When school is stressful


If you’ve noticed your child being a little ‘up and down’ since starting back to school in September, you’re not alone. Parents nationwide are voicing concerns about children finding it hard to settle, after being on and off school for nearly two years. As the tsunami of school-related anxiety cases grows, online training provider High Speed Training* has put together some tips – equally useful for parents and teachers – for easing kids back into the classroom.

Have an open-communication policy

Encourage kids to know they can come and talk to you anytime about any issues or worries they have. Make sure they know you’re always there to listen.

Talk about it

Discuss how children are feeling and normalise mental health. Awareness of mental health should be embedded into the culture of your child’s school. There are many ways this can happen – for instance in assembly or through awareness days. If, as parents, you’re invited to participate, use this as an opportunity to get involved.

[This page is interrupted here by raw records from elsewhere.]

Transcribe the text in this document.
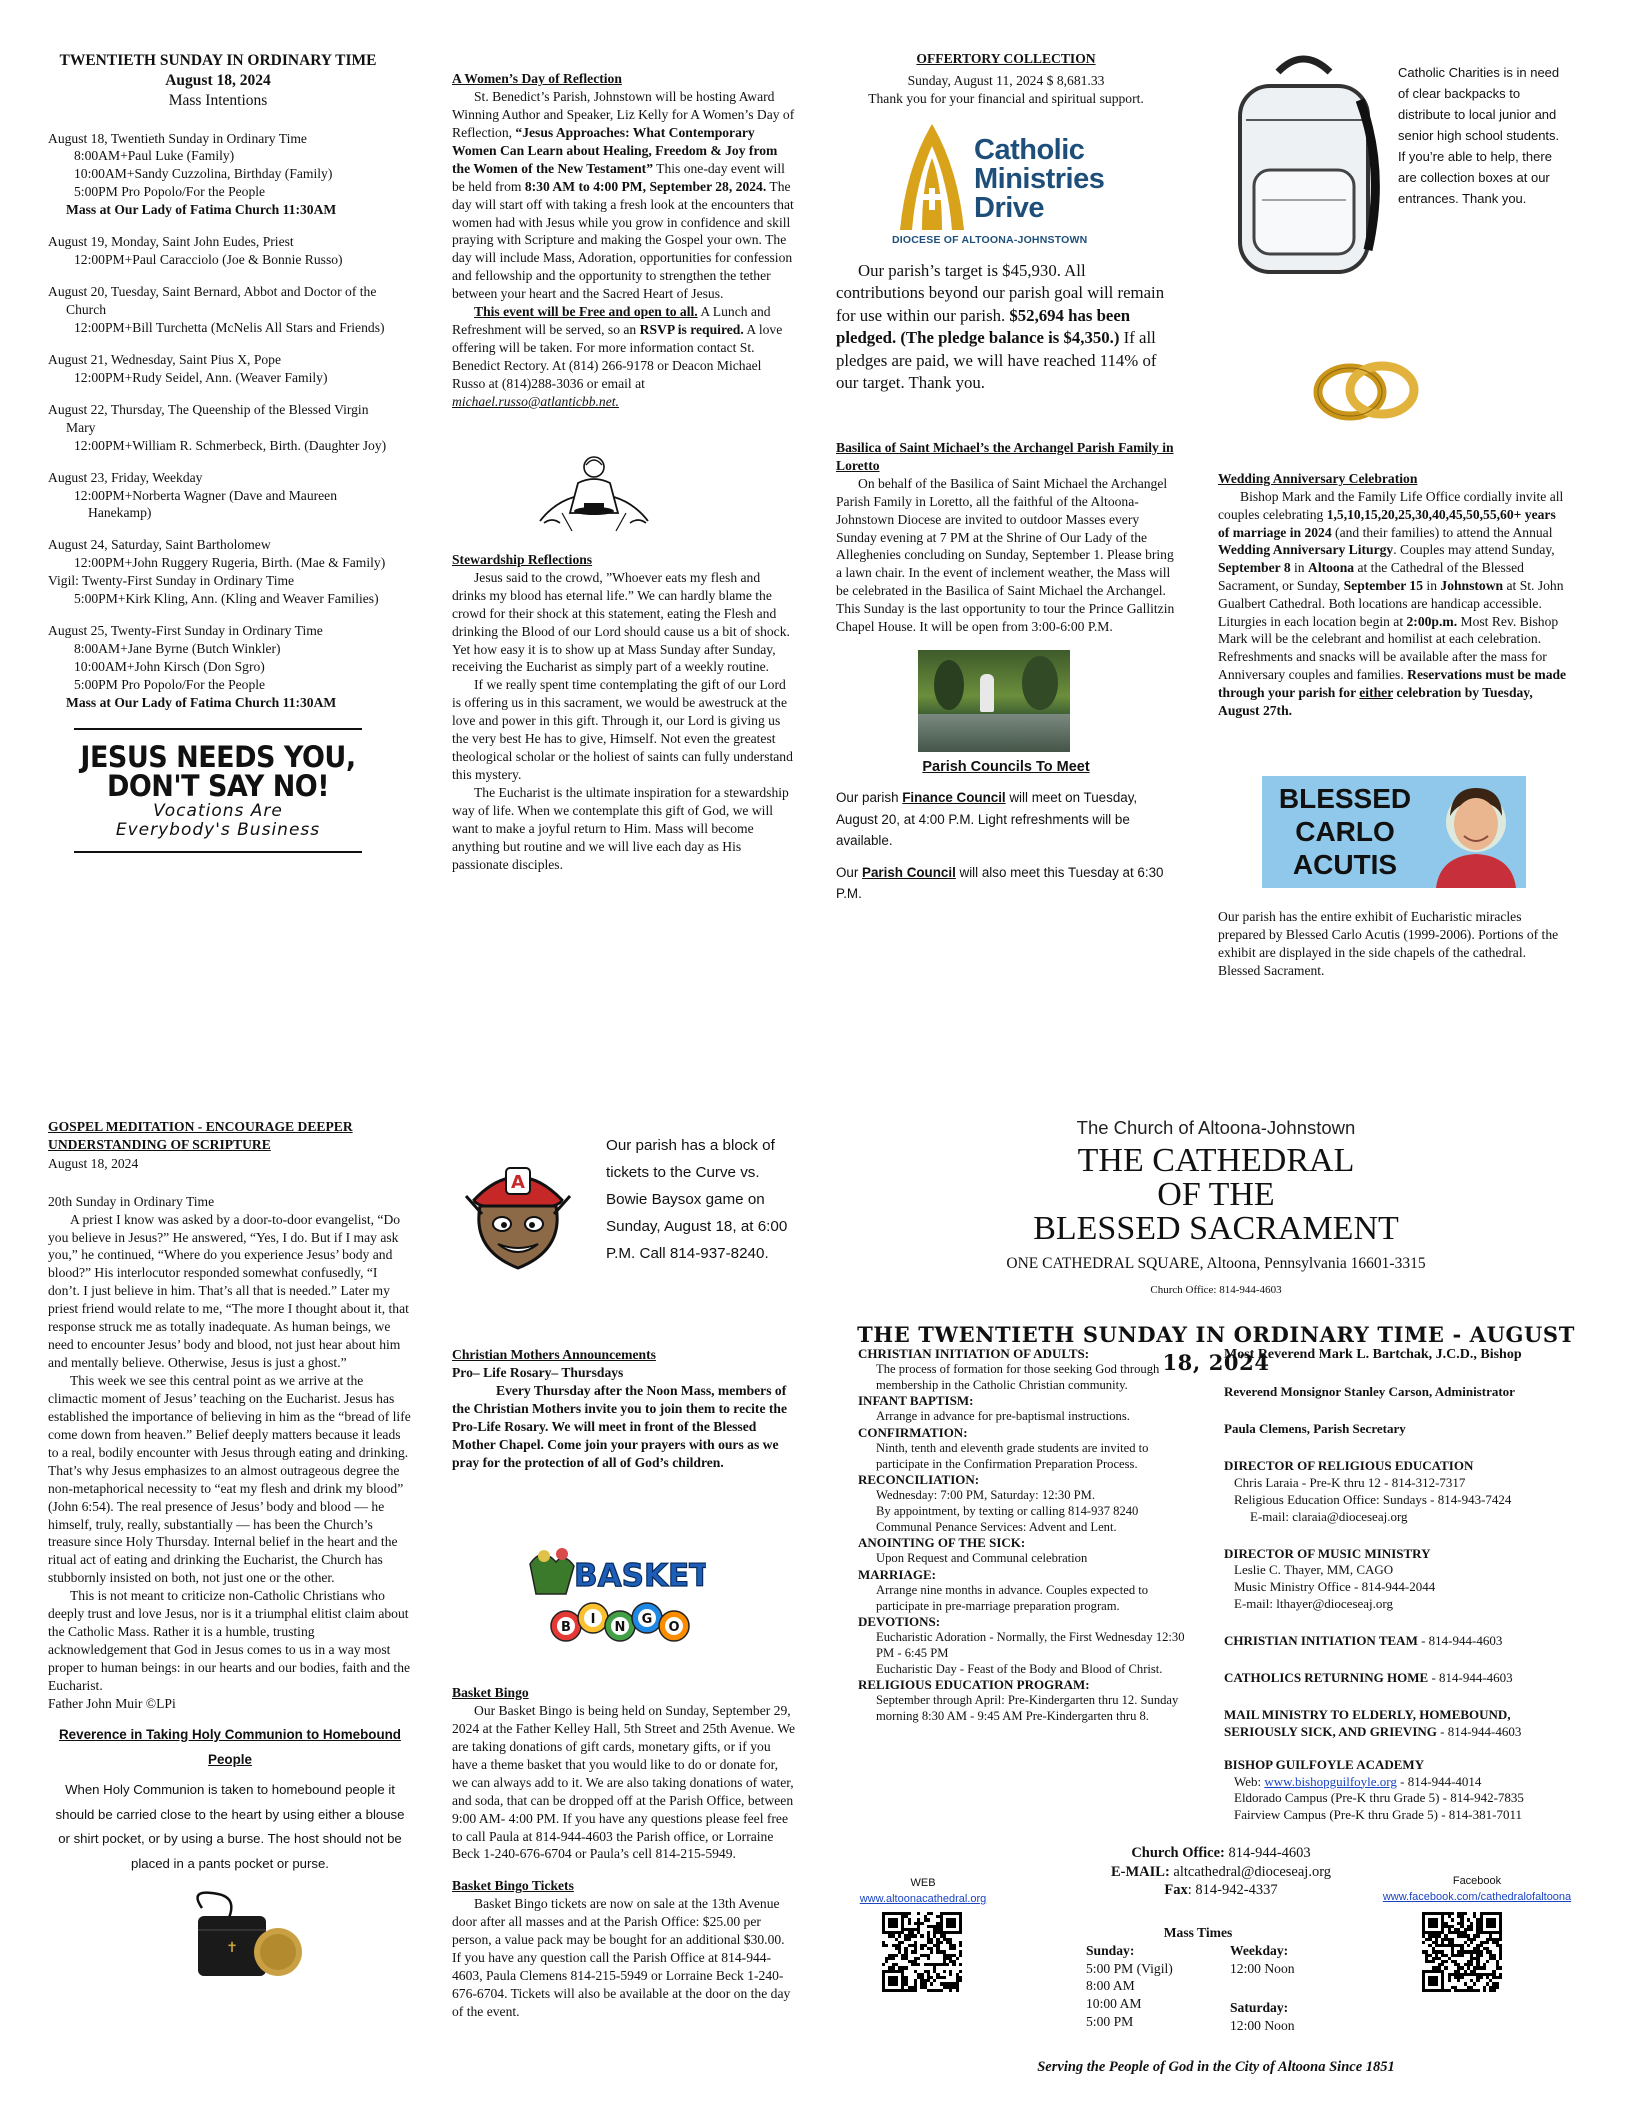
TWENTIETH SUNDAY IN ORDINARY TIME
August 18, 2024
Mass Intentions

August 18, Twentieth Sunday in Ordinary Time

8:00AM+Paul Luke (Family)

10:00AM+Sandy Cuzzolina, Birthday (Family)

5:00PM Pro Popolo/For the People

Mass at Our Lady of Fatima Church 11:30AM

August 19, Monday, Saint John Eudes, Priest

12:00PM+Paul Caracciolo (Joe & Bonnie Russo)

August 20, Tuesday, Saint Bernard, Abbot and Doctor of the Church

12:00PM+Bill Turchetta (McNelis All Stars and Friends)

August 21, Wednesday, Saint Pius X, Pope

12:00PM+Rudy Seidel, Ann. (Weaver Family)

August 22, Thursday, The Queenship of the Blessed Virgin Mary

12:00PM+William R. Schmerbeck, Birth. (Daughter Joy)

August 23, Friday, Weekday

12:00PM+Norberta Wagner (Dave and Maureen Hanekamp)

August 24, Saturday, Saint Bartholomew

12:00PM+John Ruggery Rugeria, Birth. (Mae & Family)

Vigil: Twenty-First Sunday in Ordinary Time

5:00PM+Kirk Kling, Ann. (Kling and Weaver Families)

August 25, Twenty-First Sunday in Ordinary Time

8:00AM+Jane Byrne (Butch Winkler)

10:00AM+John Kirsch (Don Sgro)

5:00PM Pro Popolo/For the People

Mass at Our Lady of Fatima Church 11:30AM

JESUS NEEDS YOU,
DON'T SAY NO!
Vocations Are
Everybody's Business
A Women’s Day of Reflection

St. Benedict’s Parish, Johnstown will be hosting Award Winning Author and Speaker, Liz Kelly for A Women’s Day of Reflection, “Jesus Approaches: What Contemporary Women Can Learn about Healing, Freedom & Joy from the Women of the New Testament” This one-day event will be held from 8:30 AM to 4:00 PM, September 28, 2024. The day will start off with taking a fresh look at the encounters that women had with Jesus while you grow in confidence and skill praying with Scripture and making the Gospel your own. The day will include Mass, Adoration, opportunities for confession and fellowship and the opportunity to strengthen the tether between your heart and the Sacred Heart of Jesus.

This event will be Free and open to all. A Lunch and Refreshment will be served, so an RSVP is required. A love offering will be taken. For more information contact St. Benedict Rectory. At (814) 266-9178 or Deacon Michael Russo at (814)288-3036 or email at michael.russo@atlanticbb.net.

Stewardship Reflections

Jesus said to the crowd, ”Whoever eats my flesh and drinks my blood has eternal life.” We can hardly blame the crowd for their shock at this statement, eating the Flesh and drinking the Blood of our Lord should cause us a bit of shock. Yet how easy it is to show up at Mass Sunday after Sunday, receiving the Eucharist as simply part of a weekly routine.

If we really spent time contemplating the gift of our Lord is offering us in this sacrament, we would be awestruck at the love and power in this gift. Through it, our Lord is giving us the very best He has to give, Himself. Not even the greatest theological scholar or the holiest of saints can fully understand this mystery.

The Eucharist is the ultimate inspiration for a stewardship way of life. When we contemplate this gift of God, we will want to make a joyful return to Him. Mass will become anything but routine and we will live each day as His passionate disciples.

OFFERTORY COLLECTION
Sunday, August 11, 2024 $ 8,681.33
Thank you for your financial and spiritual support.
Catholic
Ministries
Drive
DIOCESE OF ALTOONA-JOHNSTOWN

Our parish’s target is $45,930. All contributions beyond our parish goal will remain for use within our parish. $52,694 has been pledged. (The pledge balance is $4,350.) If all pledges are paid, we will have reached 114% of our target. Thank you.

Basilica of Saint Michael’s the Archangel Parish Family in Loretto

On behalf of the Basilica of Saint Michael the Archangel Parish Family in Loretto, all the faithful of the Altoona-Johnstown Diocese are invited to outdoor Masses every Sunday evening at 7 PM at the Shrine of Our Lady of the Alleghenies concluding on Sunday, September 1. Please bring a lawn chair. In the event of inclement weather, the Mass will be celebrated in the Basilica of Saint Michael the Archangel. This Sunday is the last opportunity to tour the Prince Gallitzin Chapel House. It will be open from 3:00-6:00 P.M.

Parish Councils To Meet

Our parish Finance Council will meet on Tuesday, August 20, at 4:00 P.M. Light refreshments will be available.

Our Parish Council will also meet this Tuesday at 6:30 P.M.

Catholic Charities is in need of clear backpacks to distribute to local junior and senior high school students. If you’re able to help, there are collection boxes at our entrances. Thank you.
Wedding Anniversary Celebration

Bishop Mark and the Family Life Office cordially invite all couples celebrating 1,5,10,15,20,25,30,40,45,50,55,60+ years of marriage in 2024 (and their families) to attend the Annual Wedding Anniversary Liturgy. Couples may attend Sunday, September 8 in Altoona at the Cathedral of the Blessed Sacrament, or Sunday, September 15 in Johnstown at St. John Gualbert Cathedral. Both locations are handicap accessible. Liturgies in each location begin at 2:00p.m. Most Rev. Bishop Mark will be the celebrant and homilist at each celebration. Refreshments and snacks will be available after the mass for Anniversary couples and families. Reservations must be made through your parish for either celebration by Tuesday, August 27th.

BLESSED
CARLO
ACUTIS

Our parish has the entire exhibit of Eucharistic miracles prepared by Blessed Carlo Acutis (1999-2006). Portions of the exhibit are displayed in the side chapels of the cathedral. Blessed Sacrament.

GOSPEL MEDITATION - ENCOURAGE DEEPER UNDERSTANDING OF SCRIPTURE
August 18, 2024
20th Sunday in Ordinary Time

A priest I know was asked by a door-to-door evangelist, “Do you believe in Jesus?” He answered, “Yes, I do. But if I may ask you,” he continued, “Where do you experience Jesus’ body and blood?” His interlocutor responded somewhat confusedly, “I don’t. I just believe in him. That’s all that is needed.” Later my priest friend would relate to me, “The more I thought about it, that response struck me as totally inadequate. As human beings, we need to encounter Jesus’ body and blood, not just hear about him and mentally believe. Otherwise, Jesus is just a ghost.”

This week we see this central point as we arrive at the climactic moment of Jesus’ teaching on the Eucharist. Jesus has established the importance of believing in him as the “bread of life come down from heaven.” Belief deeply matters because it leads to a real, bodily encounter with Jesus through eating and drinking. That’s why Jesus emphasizes to an almost outrageous degree the non-metaphorical necessity to “eat my flesh and drink my blood” (John 6:54). The real presence of Jesus’ body and blood — he himself, truly, really, substantially — has been the Church’s treasure since Holy Thursday. Internal belief in the heart and the ritual act of eating and drinking the Eucharist, the Church has stubbornly insisted on both, not just one or the other.

This is not meant to criticize non-Catholic Christians who deeply trust and love Jesus, nor is it a triumphal elitist claim about the Catholic Mass. Rather it is a humble, trusting acknowledgement that God in Jesus comes to us in a way most proper to human beings: in our hearts and our bodies, faith and the Eucharist.

Father John Muir ©LPi
Reverence in Taking Holy Communion to Homebound People

When Holy Communion is taken to homebound people it should be carried close to the heart by using either a blouse or shirt pocket, or by using a burse. The host should not be placed in a pants pocket or purse.

✝
A
Our parish has a block of tickets to the Curve vs. Bowie Baysox game on Sunday, August 18, at 6:00 P.M. Call 814-937-8240.
Christian Mothers Announcements
Pro– Life Rosary– Thursdays

Every Thursday after the Noon Mass, members of the Christian Mothers invite you to join them to recite the Pro-Life Rosary. We will meet in front of the Blessed Mother Chapel. Come join your prayers with ours as we pray for the protection of all of God’s children.

BASKET
B
I
N
G
O
Basket Bingo

Our Basket Bingo is being held on Sunday, September 29, 2024 at the Father Kelley Hall, 5th Street and 25th Avenue. We are taking donations of gift cards, monetary gifts, or if you have a theme basket that you would like to do or donate for, we can always add to it. We are also taking donations of water, and soda, that can be dropped off at the Parish Office, between 9:00 AM- 4:00 PM. If you have any questions please feel free to call Paula at 814-944-4603 the Parish office, or Lorraine Beck 1-240-676-6704 or Paula’s cell 814-215-5949.

Basket Bingo Tickets

Basket Bingo tickets are now on sale at the 13th Avenue door after all masses and at the Parish Office: $25.00 per person, a value pack may be bought for an additional $30.00. If you have any question call the Parish Office at 814-944-4603, Paula Clemens 814-215-5949 or Lorraine Beck 1-240-676-6704. Tickets will also be available at the door on the day of the event.

The Church of Altoona-Johnstown
THE CATHEDRAL
OF THE
BLESSED SACRAMENT
ONE CATHEDRAL SQUARE, Altoona, Pennsylvania 16601-3315
Church Office: 814-944-4603
THE TWENTIETH SUNDAY IN ORDINARY TIME - AUGUST 18, 2024
CHRISTIAN INITIATION OF ADULTS:
The process of formation for those seeking God through membership in the Catholic Christian community.
INFANT BAPTISM:
Arrange in advance for pre-baptismal instructions.
CONFIRMATION:
Ninth, tenth and eleventh grade students are invited to participate in the Confirmation Preparation Process.
RECONCILIATION:
Wednesday: 7:00 PM, Saturday: 12:30 PM.
By appointment, by texting or calling 814-937 8240 Communal Penance Services: Advent and Lent.
ANOINTING OF THE SICK:
Upon Request and Communal celebration
MARRIAGE:
Arrange nine months in advance. Couples expected to participate in pre-marriage preparation program.
DEVOTIONS:
Eucharistic Adoration - Normally, the First Wednesday 12:30 PM - 6:45 PM
Eucharistic Day - Feast of the Body and Blood of Christ.
RELIGIOUS EDUCATION PROGRAM:
September through April: Pre-Kindergarten thru 12. Sunday morning 8:30 AM - 9:45 AM Pre-Kindergarten thru 8.
Most Reverend Mark L. Bartchak, J.C.D., Bishop
Reverend Monsignor Stanley Carson, Administrator
Paula Clemens, Parish Secretary
DIRECTOR OF RELIGIOUS EDUCATION
Chris Laraia - Pre-K thru 12 - 814-312-7317
Religious Education Office: Sundays - 814-943-7424
E-mail: claraia@dioceseaj.org
DIRECTOR OF MUSIC MINISTRY
Leslie C. Thayer, MM, CAGO
Music Ministry Office - 814-944-2044
E-mail: lthayer@dioceseaj.org
CHRISTIAN INITIATION TEAM - 814-944-4603
CATHOLICS RETURNING HOME - 814-944-4603
MAIL MINISTRY TO ELDERLY, HOMEBOUND, SERIOUSLY SICK, AND GRIEVING - 814-944-4603
BISHOP GUILFOYLE ACADEMY
Web: www.bishopguilfoyle.org - 814-944-4014
Eldorado Campus (Pre-K thru Grade 5) - 814-942-7835
Fairview Campus (Pre-K thru Grade 5) - 814-381-7011
Church Office: 814-944-4603
E-MAIL: altcathedral@dioceseaj.org
Fax: 814-942-4337
WEB
www.altoonacathedral.org
Facebook
www.facebook.com/cathedralofaltoona
Mass Times
Sunday:
5:00 PM (Vigil)
8:00 AM
10:00 AM
5:00 PM
Weekday:
12:00 Noon
Saturday:
12:00 Noon
Serving the People of God in the City of Altoona Since 1851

Encourage socialising and hobbies

After missing out on valuable time socialising with other children and engaging in fun group activities, it’s crucial to start easing children back into this as soon as possible. Teachers might try scheduling extra me-time for kids where they take time out of the curriculum just to have fun with each other. At home, parents can help by giving kids lots of opportunities to down-time with other children, and to pursue their own interests.

Look out for the signs

From isolating themselves from friends and activities, lacking concentration, irritability, feeling nauseous to not eating their food - there’s a whole range of tell-tale signs you can pick up on that tell you that your child is struggling. Once you spot several of these signs, you can begin to provide them with the support that they need to manage their anxieties.

Education expert Rosalyn Sword says: ‘Considering 75 per cent of mental illnesses start before a child reaches their 18th birthday, it’s really important to be in tune with a child’s emotions and be able to tell when something a bit more serious is happening. Since the pandemic, children are facing frequent changes which can cause uncertainty and anxiety, ultimately impacting on their mental health and wellbeing, including how they view the world, social settings, and interactions.’